FAQs

Can I exercise during my chemotherapy?

Yes you can. Chemotherapy is generally given in cycles and you will become increasingly more aware of your side effect patterns as the treatment progresses. The exercise programme I design will take these symptoms into consideration and perhaps suggest just light activity or taking a day off.

Can I exercise after breast cancer surgery?

Absolutely! Engaging in regular exercise will definitely help with the following;

  • Improve your range of movement
  • Reduce or prevent any long term problems you might experience with arm and shoulder mobility
  • Improve posture
  • Improve the symptom of ‘cording’ – which is when you feel as though you have a tight cord in your affected arm running from your armpit down to your elbow, or sometimes down the whole length of the arm
  • Prevent/improve lympoedema by encouraging the lymphatic system to work more effectively

What if I don’t feel well enough to attend my appointment?

That’s absolutely fine. I appreciate that there will be days when the treatment or the cancer is making you feel too unwell to exercise. We can chat on the phone and re-schedule for another time.

What do I have to wear?

I know that might sound a little daft, but this appears to be a fashion question many of us worry about! The answer is simple – loose, comfortable clothing and a well cushioned pair of shoes. Choose fabrics that are cool and breathable and try to dress in layers to help regulate your body temperature.
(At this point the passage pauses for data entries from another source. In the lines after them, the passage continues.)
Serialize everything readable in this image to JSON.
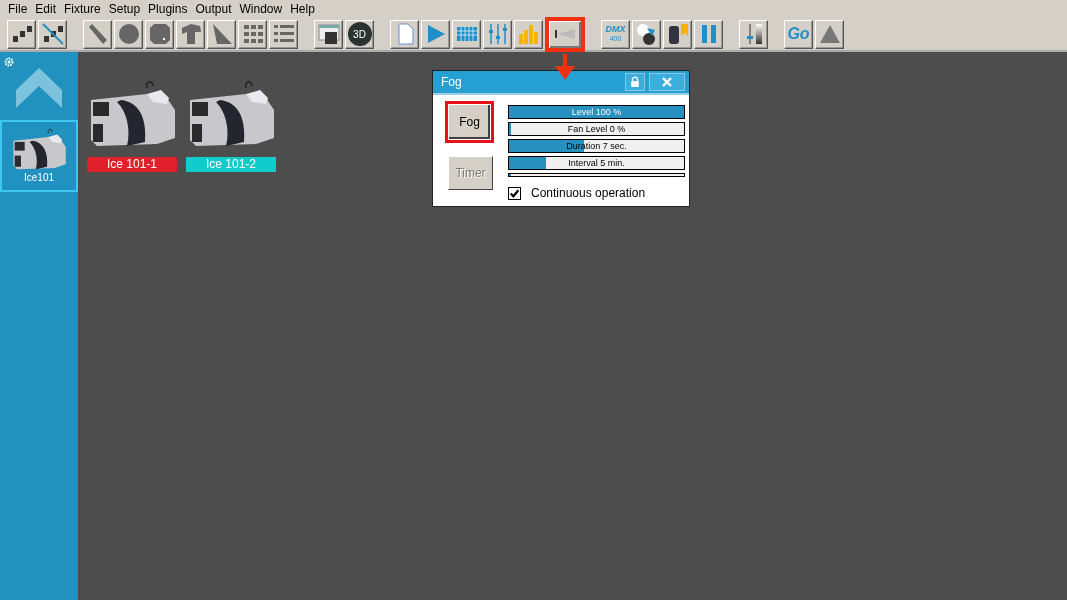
{
  "menu": [
    "File",
    "Edit",
    "Fixture",
    "Setup",
    "Plugins",
    "Output",
    "Window",
    "Help"
  ],
  "toolbar": [
    [
      {
        "kind": "fixtures",
        "highlighted": false
      },
      {
        "kind": "fixtures-crossed",
        "highlighted": false
      }
    ],
    [
      {
        "kind": "wand",
        "highlighted": false
      },
      {
        "kind": "circle",
        "highlighted": false
      },
      {
        "kind": "circle-dot",
        "highlighted": false
      },
      {
        "kind": "shape",
        "highlighted": false
      },
      {
        "kind": "triangle",
        "highlighted": false
      },
      {
        "kind": "grid",
        "highlighted": false
      },
      {
        "kind": "list",
        "highlighted": false
      }
    ],
    [
      {
        "kind": "window",
        "highlighted": false
      },
      {
        "kind": "badge",
        "label": "3D",
        "highlighted": false
      }
    ],
    [
      {
        "kind": "page",
        "highlighted": false
      },
      {
        "kind": "play",
        "highlighted": false
      },
      {
        "kind": "matrix",
        "highlighted": false
      },
      {
        "kind": "sliders",
        "highlighted": false
      },
      {
        "kind": "bars",
        "highlighted": false
      },
      {
        "kind": "fog",
        "highlighted": true
      }
    ],
    [
      {
        "kind": "dmx",
        "label": "DMX",
        "sublabel": "400",
        "highlighted": false
      },
      {
        "kind": "color-swap",
        "highlighted": false
      },
      {
        "kind": "moving-head",
        "highlighted": false
      },
      {
        "kind": "pause",
        "highlighted": false
      }
    ],
    [
      {
        "kind": "fader",
        "highlighted": false
      }
    ],
    [
      {
        "kind": "text",
        "label": "Go",
        "highlighted": false
      },
      {
        "kind": "warning",
        "highlighted": false
      }
    ]
  ],
  "sidebar": {
    "items": [
      {
        "label": "Ice101",
        "selected": true
      }
    ]
  },
  "fixtures": [
    {
      "label": "Ice 101-1",
      "color": "#e0202a"
    },
    {
      "label": "Ice 101-2",
      "color": "#10cccc"
    }
  ],
  "dialog": {
    "title": "Fog",
    "buttons": [
      {
        "label": "Fog",
        "disabled": false,
        "highlighted": true
      },
      {
        "label": "Timer",
        "disabled": true,
        "highlighted": false
      }
    ],
    "bars": [
      {
        "label": "Level 100 %",
        "level": 1.0
      },
      {
        "label": "Fan Level 0 %",
        "level": 0.0
      },
      {
        "label": "Duration 7 sec.",
        "level": 0.43
      },
      {
        "label": "Interval 5 min.",
        "level": 0.21
      },
      {
        "level": 0.0
      }
    ],
    "checkbox": {
      "label": "Continuous operation",
      "checked": true
    }
  }
}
Can I exercise if I have an existing physical disability or limitation?

Yes. I will tailor your exercises accordingly and together we can be creative and find new ways to integrate physical activity and achieve your fitness goals.
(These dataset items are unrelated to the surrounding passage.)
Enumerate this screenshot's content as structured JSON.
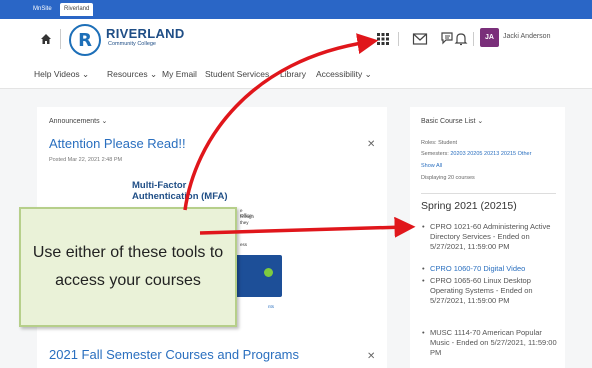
{
  "top_strip": {
    "tab_mysite": "MnSite",
    "tab_active": "Riverland"
  },
  "header": {
    "logo_name": "RIVERLAND",
    "logo_sub": "Community College",
    "logo_letter": "R",
    "avatar_initials": "JA",
    "user_name": "Jacki Anderson"
  },
  "nav": {
    "items": [
      "Help Videos ⌄",
      "Resources ⌄",
      "My Email",
      "Student Services",
      "Library",
      "Accessibility ⌄"
    ]
  },
  "announcements": {
    "title": "Announcements ⌄",
    "headline": "Attention Please Read!!",
    "posted": "Posted Mar 22, 2021 2:48 PM",
    "mfa_title": "Multi-Factor Authentication (MFA)",
    "mfa_lines": [
      "e Office",
      "hrough",
      "they",
      "ess",
      "nts"
    ],
    "second_headline": "2021 Fall Semester Courses and Programs"
  },
  "course_list": {
    "title": "Basic Course List ⌄",
    "roles": "Roles: Student",
    "semesters_label": "Semesters:",
    "semesters": "20203 20205 20213 20215 Other",
    "show_all": "Show All",
    "displaying": "Displaying 20 courses",
    "term": "Spring 2021 (20215)",
    "courses": [
      "CPRO 1021-60 Administering Active Directory Services - Ended on 5/27/2021, 11:59:00 PM",
      "CPRO 1060-70 Digital Video",
      "CPRO 1065-60 Linux Desktop Operating Systems - Ended on 5/27/2021, 11:59:00 PM",
      "MUSC 1114-70 American Popular Music - Ended on 5/27/2021, 11:59:00 PM"
    ]
  },
  "callout": {
    "text": "Use either of these tools to access your courses"
  },
  "colors": {
    "accent_blue": "#2a66c6",
    "arrow_red": "#e0161b",
    "callout_green": "#eaf2d8"
  }
}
I feel too frightened to exercise…

This I understand. The diagnosis and treatment can overwhelm you and leave you with little inner strength. Exercise will help you to heal faster and in some cases help you to tolerate your treatment better. Physical activity is also something you can control, which can be very empowering. The most important thing is to do something, rather than do nothing. I can help you to choose an activity you enjoy and find rewarding. We will always begin slowly and allow for plenty of rest breaks.

Should I do aerobic or resistance exercises?
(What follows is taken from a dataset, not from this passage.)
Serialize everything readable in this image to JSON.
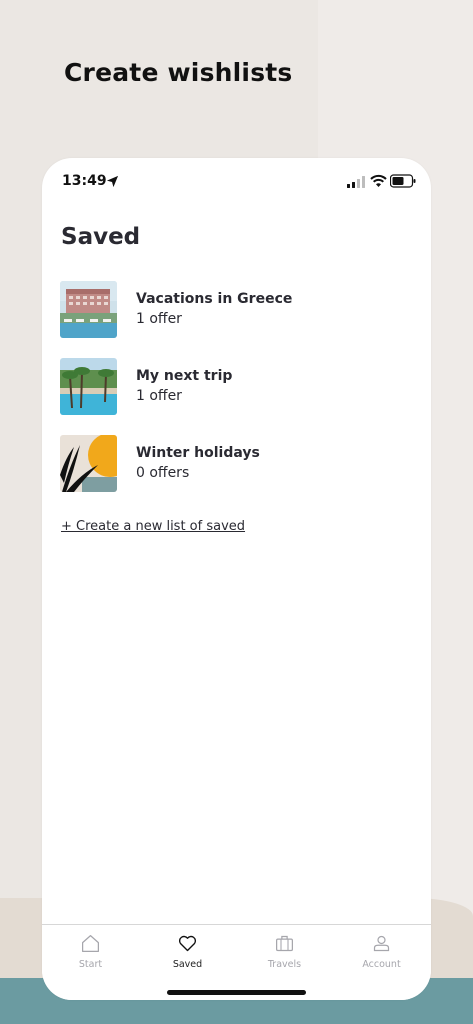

Ideally your programme should be a combination of the two, with the added components of flexibility and balance. This will give you the most satisfying results. However, if you have been confined to bed, then an initial resistance programme will be the best way to get you back on your feet again. Alternatively, if you have been feeling bereft of energy, aerobic exercise will help you get your endurance back, so you have enough strength and energy to get through the day.

How do I lose the weight I’ve gained on steroids and/or hormone therapy?

If you are still taking steroids or receiving hormonal therapy, you may find it quite difficult to lose weight. I will prescribe a safe and comprehensive physical activity programme that will focus on building lean muscle mass and losing body fat. With the help of a Nutritionalist/Dietician I am confident that you will start to see a difference. It may take a little time, but it will be worth all the effort and significantly improve your quality of life.

How can I regain my pre-cancerous strength and energy level?

If you are still receiving chemotherapy or radiotherapy treatment your body will not have the same physiological response to exercise as it will when your treatment is completed. This is largely due to the fact that all of your energy is going towards the healing process and fighting cancer. If you have been exercising throughout your treatment, your return to your pre-cancerous strength will be much quicker than if you have been sedentary. What is important is that you start slow and realize that there will have been a natural decline in your performance and that this is completely normal and to be expected. It is crucial that you progress according to how your body feels and tolerates each newly introduced exercise regime. I will encourage and motivate you all the way and with a bit of will-power and perseverance, you will return to your pre-cancerous strength and possibly more!

Why is my posture so bad following my mastectomy?

Many of us have poor posture. This is often as a result of being sedentary or sitting in front of a computer, which causes some degree of round shoulder syndrome from weak upper back muscles. Following a mastectomy, this can be exacerbated because scar tissue or adhesions across the mastectomy site become tight and also when there is an inherent ‘guarding’ of the area after surgery. The area needs to be sufficiently stretched and mobilised post operatively to prevent further posture deterioration. Muscle imbalances after a mastectomy +/- reconstruction are very common and these can be addressed with the proper combination of stretching and strength training.

As an older adult, how will my exercise regime differ from others?

If we don’t use our muscles, we lose our muscle mass, we lose our strength. This then contributes to feelings of fatigue and increases your risk of falling or incurring physical disability. So, in a nutshell, older people benefit from resistance training and aerobic exercise just as much as younger folks! Again, it’s imperative we begin slowly and choose activities you feel confident and competent in. For me there is little doubt that exercise is a wonderful way to keep the body and mind strong and youthful.